Relevante Orte sind natürlich auch außerschulische pädagogische Ebenen:
die christlichen Gemeinden mit Jugendarbeit, Kindergottesdienst,
Jugendarbeit, Erwachsenenbildung etc., die eine erhebliche Ausweitung
des religionspädagogischen Forschungsfeldes mit sich brachten.
Damit hat sich die Religionspädagogik - programmatisch angelegt auf
interdisziplinäre Zusammenhänge - zu einer Art Verbundwissenschaft
entwickelt. Der Vorteil solcher neuen thematischen Zusammenschau wird
allerdings mit einem erheblichen Nachteil erkauft. Die
Religionspädagogik ist unübersichtlich geworden: Auch Fachleute sind
kaum noch in der Lage, das Feld wirklich zu überschauen. Sie mögen sich
vielleicht noch einigermaßen in Theologie und einem weiteren Fach
auskennen. Aber dann wird es schon schwierig. Das gilt noch mehr für die
Kolleg/innen in der pädagogischen Praxis. Mit dieser außerordentlich
kompliziert gewordenen Situation der Religionspädagogik mag es
zusammenhängen, dass es so wenige Hilfsmittel gibt, die einen
Gesamtüberblick über die Disziplin ermöglichen. Es gibt zwar immer
wieder den Versuch, durch Handbücher und Kompendien einzelne Felder zu
systematisieren und zu bündeln und einen größeren Zusammenhang zu
bieten.
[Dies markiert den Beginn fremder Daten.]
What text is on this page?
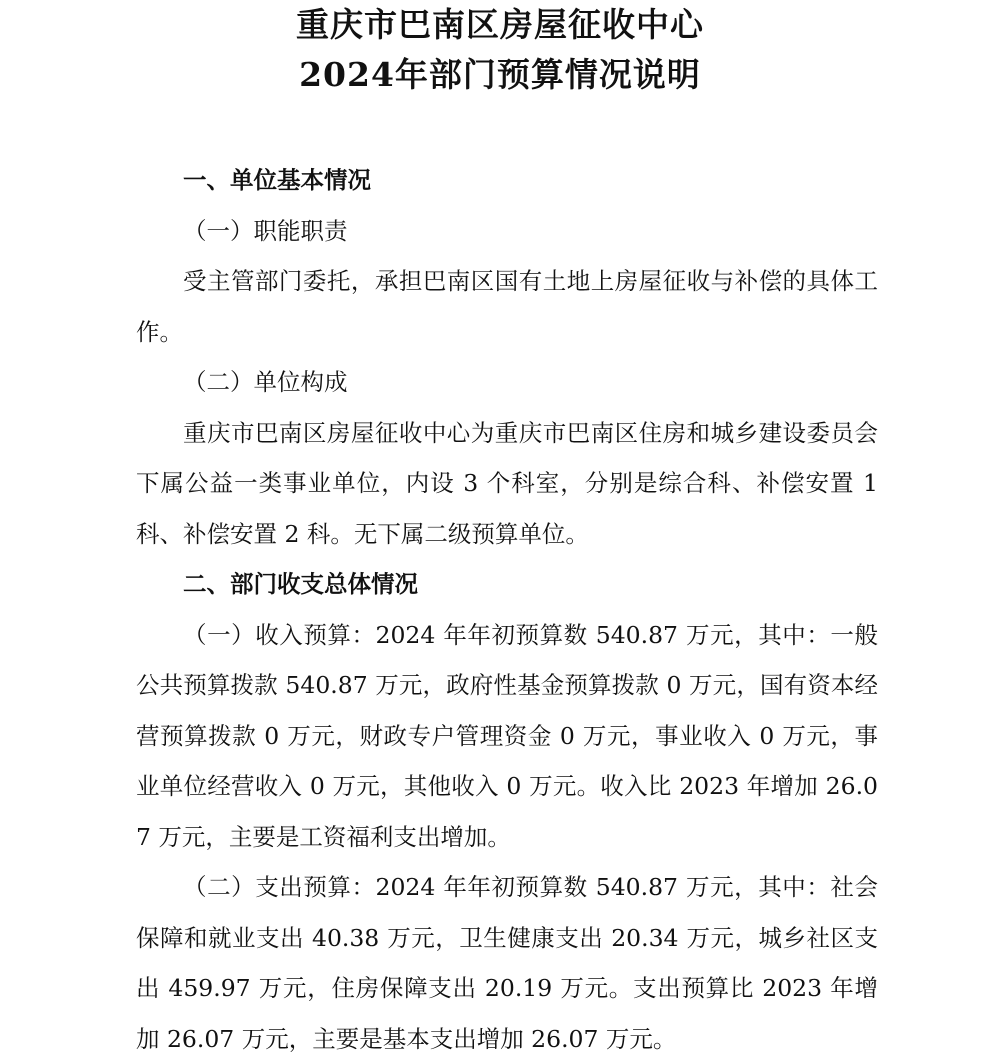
重庆市巴南区房屋征收中心
2024年部门预算情况说明

一、单位基本情况

（一）职能职责

受主管部门委托，承担巴南区国有土地上房屋征收与补偿的具体工作。

（二）单位构成

重庆市巴南区房屋征收中心为重庆市巴南区住房和城乡建设委员会下属公益一类事业单位，内设 3 个科室，分别是综合科、补偿安置 1 科、补偿安置 2 科。无下属二级预算单位。

二、部门收支总体情况

（一）收入预算：2024 年年初预算数 540.87 万元，其中：一般公共预算拨款 540.87 万元，政府性基金预算拨款 0 万元，国有资本经营预算拨款 0 万元，财政专户管理资金 0 万元，事业收入 0 万元，事业单位经营收入 0 万元，其他收入 0 万元。收入比 2023 年增加 26.07 万元，主要是工资福利支出增加。

（二）支出预算：2024 年年初预算数 540.87 万元，其中：社会保障和就业支出 40.38 万元，卫生健康支出 20.34 万元，城乡社区支出 459.97 万元，住房保障支出 20.19 万元。支出预算比 2023 年增加 26.07 万元，主要是基本支出增加 26.07 万元。
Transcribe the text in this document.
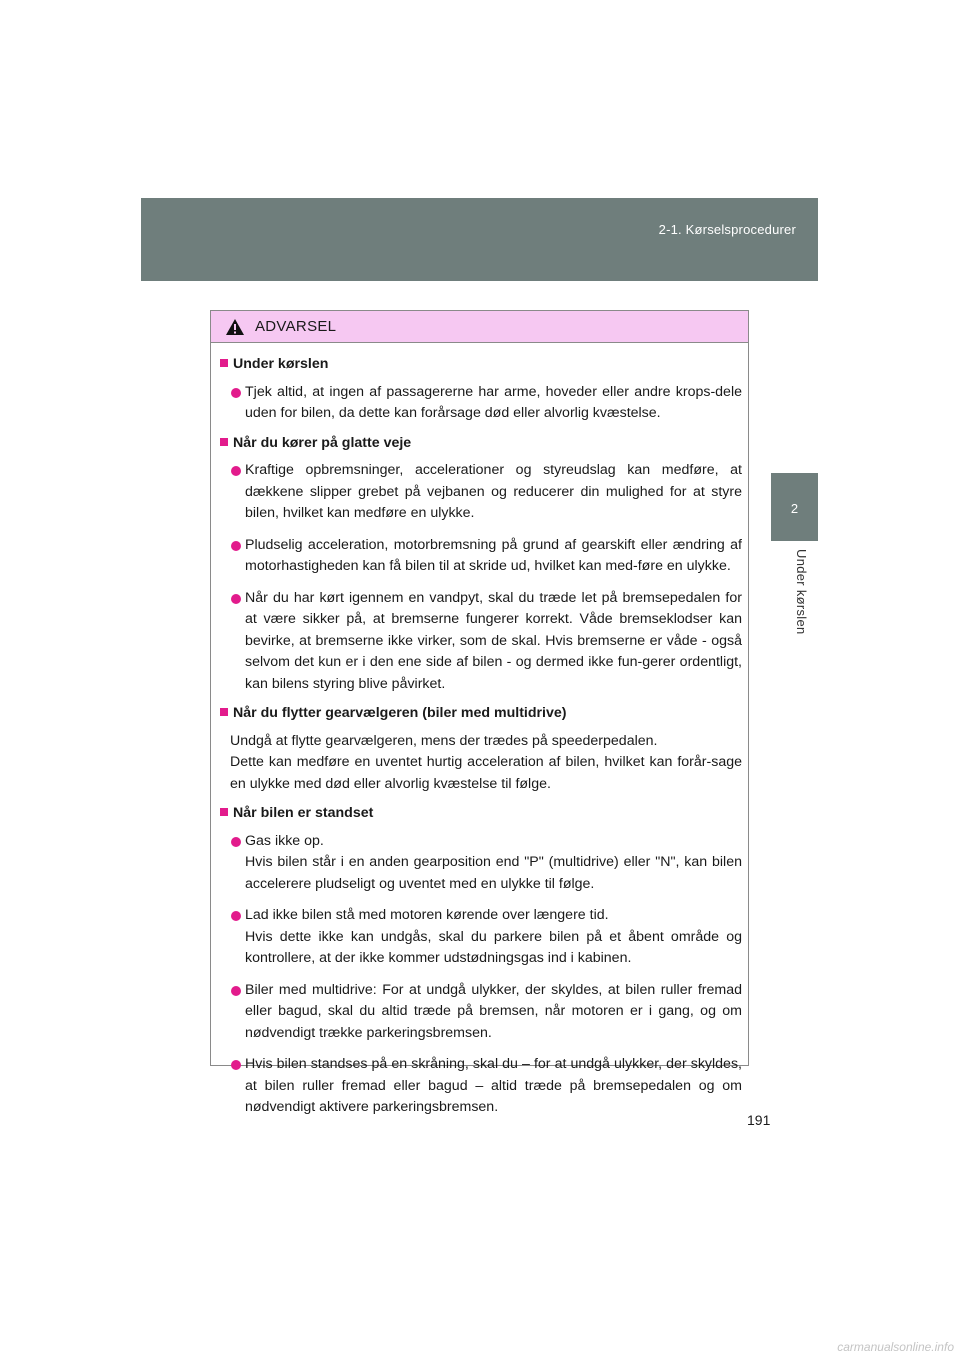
2-1. Kørselsprocedurer
2
Under kørslen
ADVARSEL
Under kørslen
Tjek altid, at ingen af passagererne har arme, hoveder eller andre krops-dele uden for bilen, da dette kan forårsage død eller alvorlig kvæstelse.
Når du kører på glatte veje
Kraftige opbremsninger, accelerationer og styreudslag kan medføre, at dækkene slipper grebet på vejbanen og reducerer din mulighed for at styre bilen, hvilket kan medføre en ulykke.
Pludselig acceleration, motorbremsning på grund af gearskift eller ændring af motorhastigheden kan få bilen til at skride ud, hvilket kan med-føre en ulykke.
Når du har kørt igennem en vandpyt, skal du træde let på bremsepedalen for at være sikker på, at bremserne fungerer korrekt. Våde bremseklodser kan bevirke, at bremserne ikke virker, som de skal. Hvis bremserne er våde - også selvom det kun er i den ene side af bilen - og dermed ikke fun-gerer ordentligt, kan bilens styring blive påvirket.
Når du flytter gearvælgeren (biler med multidrive)
Undgå at flytte gearvælgeren, mens der trædes på speederpedalen.
Dette kan medføre en uventet hurtig acceleration af bilen, hvilket kan forår-sage en ulykke med død eller alvorlig kvæstelse til følge.
Når bilen er standset
Gas ikke op.
Hvis bilen står i en anden gearposition end "P" (multidrive) eller "N", kan bilen accelerere pludseligt og uventet med en ulykke til følge.
Lad ikke bilen stå med motoren kørende over længere tid.
Hvis dette ikke kan undgås, skal du parkere bilen på et åbent område og kontrollere, at der ikke kommer udstødningsgas ind i kabinen.
Biler med multidrive: For at undgå ulykker, der skyldes, at bilen ruller fremad eller bagud, skal du altid træde på bremsen, når motoren er i gang, og om nødvendigt trække parkeringsbremsen.
Hvis bilen standses på en skråning, skal du – for at undgå ulykker, der skyldes, at bilen ruller fremad eller bagud – altid træde på bremsepedalen og om nødvendigt aktivere parkeringsbremsen.
191
carmanualsonline.info
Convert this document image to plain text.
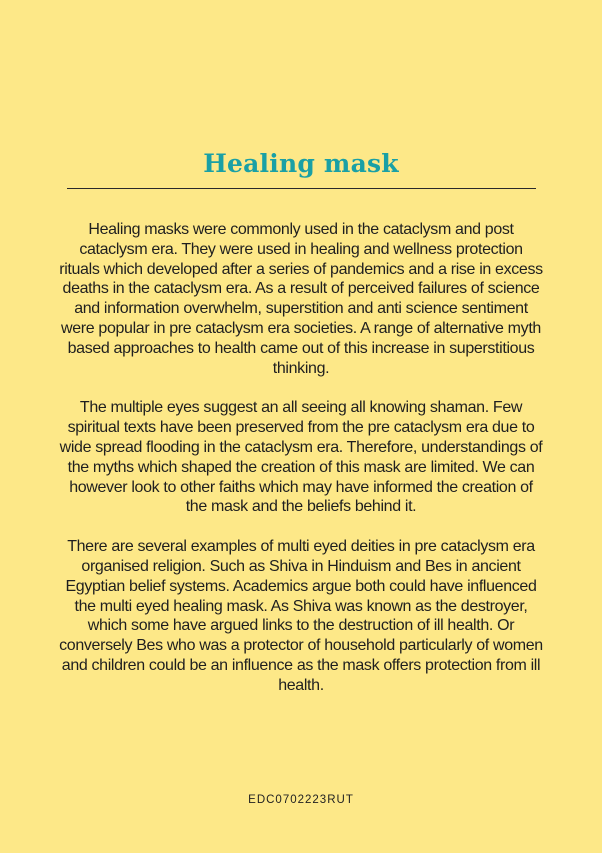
Healing mask

Healing masks were commonly used in the cataclysm and post cataclysm era. They were used in healing and wellness protection rituals which developed after a series of pandemics and a rise in excess deaths in the cataclysm era. As a result of perceived failures of science and information overwhelm, superstition and anti science sentiment were popular in pre cataclysm era societies. A range of alternative myth based approaches to health came out of this increase in superstitious thinking.

The multiple eyes suggest an all seeing all knowing shaman. Few spiritual texts have been preserved from the pre cataclysm era due to wide spread flooding in the cataclysm era. Therefore, understandings of the myths which shaped the creation of this mask are limited. We can however look to other faiths which may have informed the creation of the mask and the beliefs behind it.

There are several examples of multi eyed deities in pre cataclysm era organised religion. Such as Shiva in Hinduism and Bes in ancient Egyptian belief systems. Academics argue both could have influenced the multi eyed healing mask. As Shiva was known as the destroyer, which some have argued links to the destruction of ill health. Or conversely Bes who was a protector of household particularly of women and children could be an influence as the mask offers protection from ill health.

EDC0702223RUT
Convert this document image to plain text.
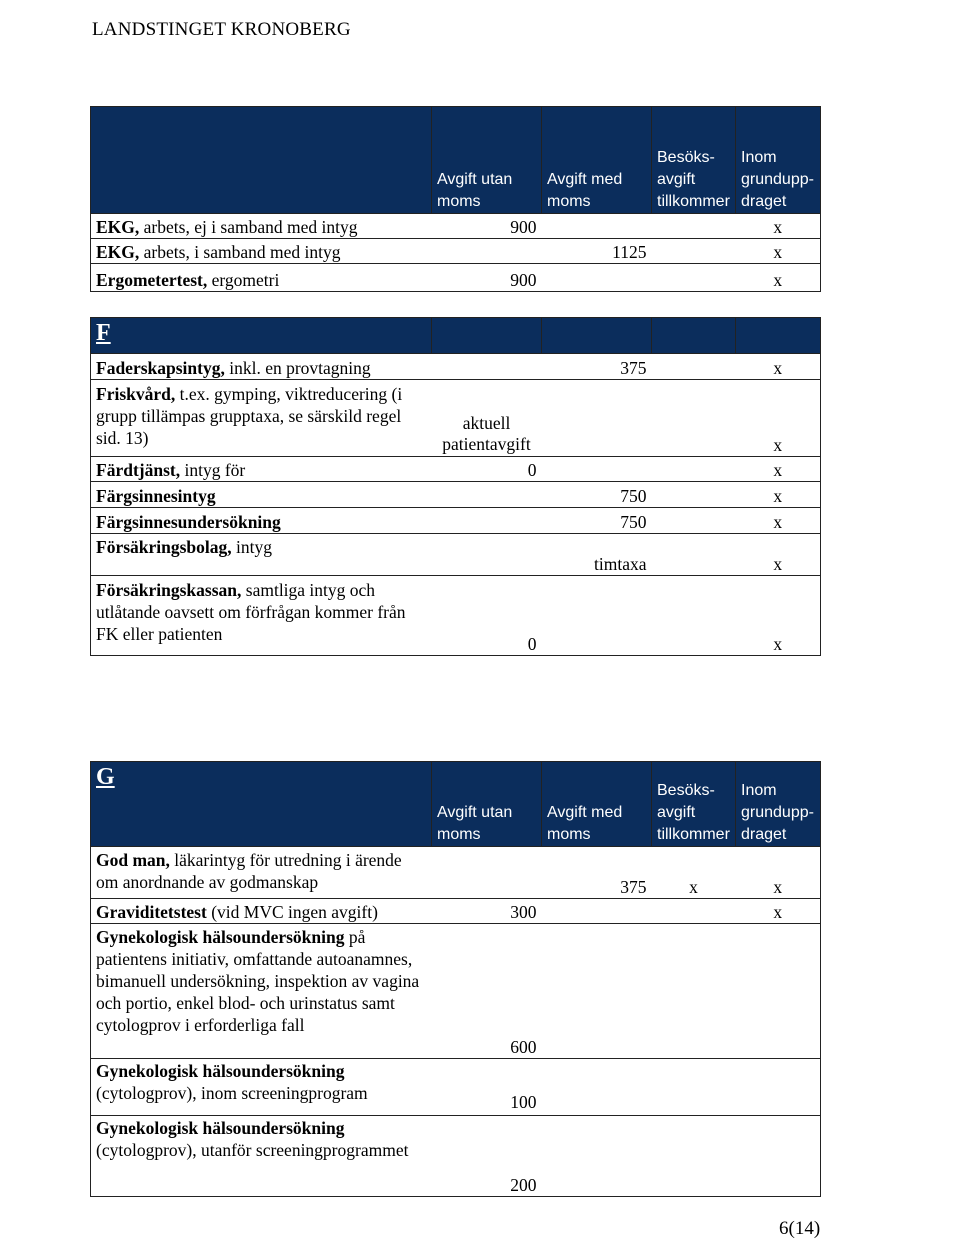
LANDSTINGET KRONOBERG
	Avgift utan moms	Avgift med moms	Besöks-avgift tillkommer	Inom grundupp-draget
EKG, arbets, ej i samband med intyg	900			x
EKG, arbets, i samband med intyg		1125		x
Ergometertest, ergometri	900			x
F				
Faderskapsintyg, inkl. en provtagning		375		x
Friskvård, t.ex. gymping, viktreducering (i grupp tillämpas grupptaxa, se särskild regel sid. 13)	aktuell patientavgift			x
Färdtjänst, intyg för	0			x
Färgsinnesintyg		750		x
Färgsinnesundersökning		750		x
Försäkringsbolag, intyg		timtaxa		x
Försäkringskassan, samtliga intyg och utlåtande oavsett om förfrågan kommer från FK eller patienten	0			x
G	Avgift utan moms	Avgift med moms	Besöks-avgift tillkommer	Inom grundupp-draget
God man, läkarintyg för utredning i ärende om anordnande av godmanskap		375	x	x
Graviditetstest (vid MVC ingen avgift)	300			x
Gynekologisk hälsoundersökning på patientens initiativ, omfattande autoanamnes, bimanuell undersökning, inspektion av vagina och portio, enkel blod- och urinstatus samt cytologprov i erforderliga fall	600			
Gynekologisk hälsoundersökning (cytologprov), inom screeningprogram	100			
Gynekologisk hälsoundersökning (cytologprov), utanför screeningprogrammet	200			
6(14)
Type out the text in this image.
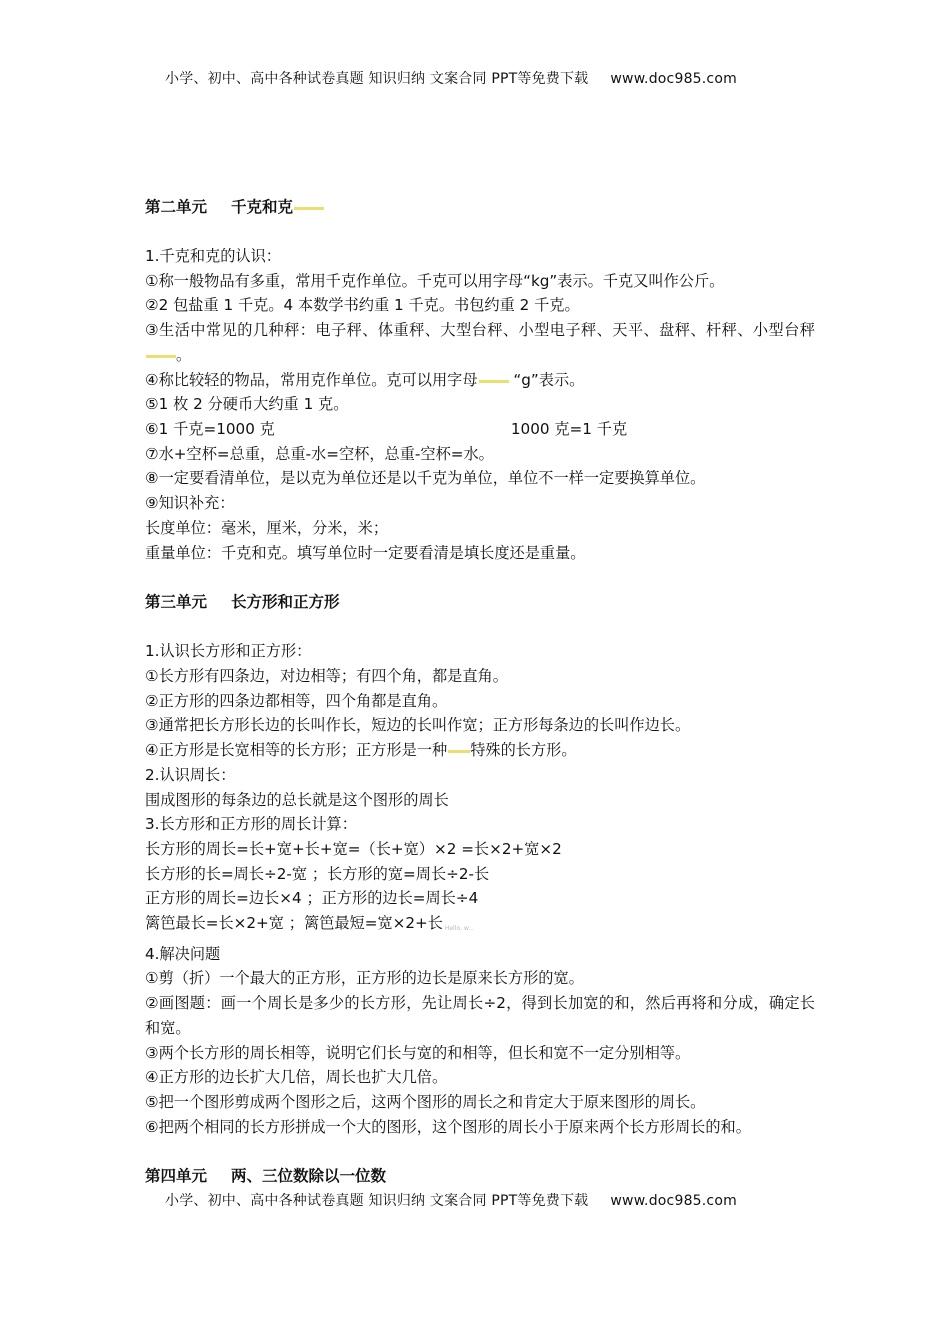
小学、初中、高中各种试卷真题 知识归纳 文案合同 PPT等免费下载 www.doc985.com
第二单元 千克和克
1.千克和克的认识：
①称一般物品有多重，常用千克作单位。千克可以用字母“kg”表示。千克又叫作公斤。
②2 包盐重 1 千克。4 本数学书约重 1 千克。书包约重 2 千克。
③生活中常见的几种秤：电子秤、体重秤、大型台秤、小型电子秤、天平、盘秤、杆秤、小型台秤。
④称比较轻的物品，常用克作单位。克可以用字母 “g”表示。
⑤1 枚 2 分硬币大约重 1 克。
⑥1 千克=1000 克	1000 克=1 千克
⑦水+空杯=总重，总重-水=空杯，总重-空杯=水。
⑧一定要看清单位，是以克为单位还是以千克为单位，单位不一样一定要换算单位。
⑨知识补充：
长度单位：毫米，厘米，分米，米；
重量单位：千克和克。填写单位时一定要看清是填长度还是重量。
第三单元 长方形和正方形
1.认识长方形和正方形：
①长方形有四条边，对边相等；有四个角，都是直角。
②正方形的四条边都相等，四个角都是直角。
③通常把长方形长边的长叫作长，短边的长叫作宽；正方形每条边的长叫作边长。
④正方形是长宽相等的长方形；正方形是一种 特殊的长方形。
2.认识周长：
围成图形的每条边的总长就是这个图形的周长
3.长方形和正方形的周长计算：
长方形的周长=长+宽+长+宽=（长+宽）×2 =长×2+宽×2
长方形的长=周长÷2-宽 ；长方形的宽=周长÷2-长
正方形的周长=边长×4 ；正方形的边长=周长÷4
篱笆最长=长×2+宽 ；篱笆最短=宽×2+长 Hello, w...
4.解决问题
①剪（折）一个最大的正方形，正方形的边长是原来长方形的宽。
②画图题：画一个周长是多少的长方形，先让周长÷2，得到长加宽的和，然后再将和分成，确定长和宽。
③两个长方形的周长相等，说明它们长与宽的和相等，但长和宽不一定分别相等。
④正方形的边长扩大几倍，周长也扩大几倍。
⑤把一个图形剪成两个图形之后，这两个图形的周长之和肯定大于原来图形的周长。
⑥把两个相同的长方形拼成一个大的图形，这个图形的周长小于原来两个长方形周长的和。
第四单元 两、三位数除以一位数
小学、初中、高中各种试卷真题 知识归纳 文案合同 PPT等免费下载 www.doc985.com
Aber eine enzyklopädische Schau, die das Gesamt der
Religionspädagogik vor Augen führt und auch in Einzelheiten näher
bestimmt, hat es in ihrer hundertjährigen Geschichte bisher nicht
gegeben (anders in England und Italien; man beachte aber das sich
speziell an katholische Nutzer wendende Katechetische Wörterbuch oder
das Praktische Wörterbuch der Religionspädagogik und Katechetik; s.u.).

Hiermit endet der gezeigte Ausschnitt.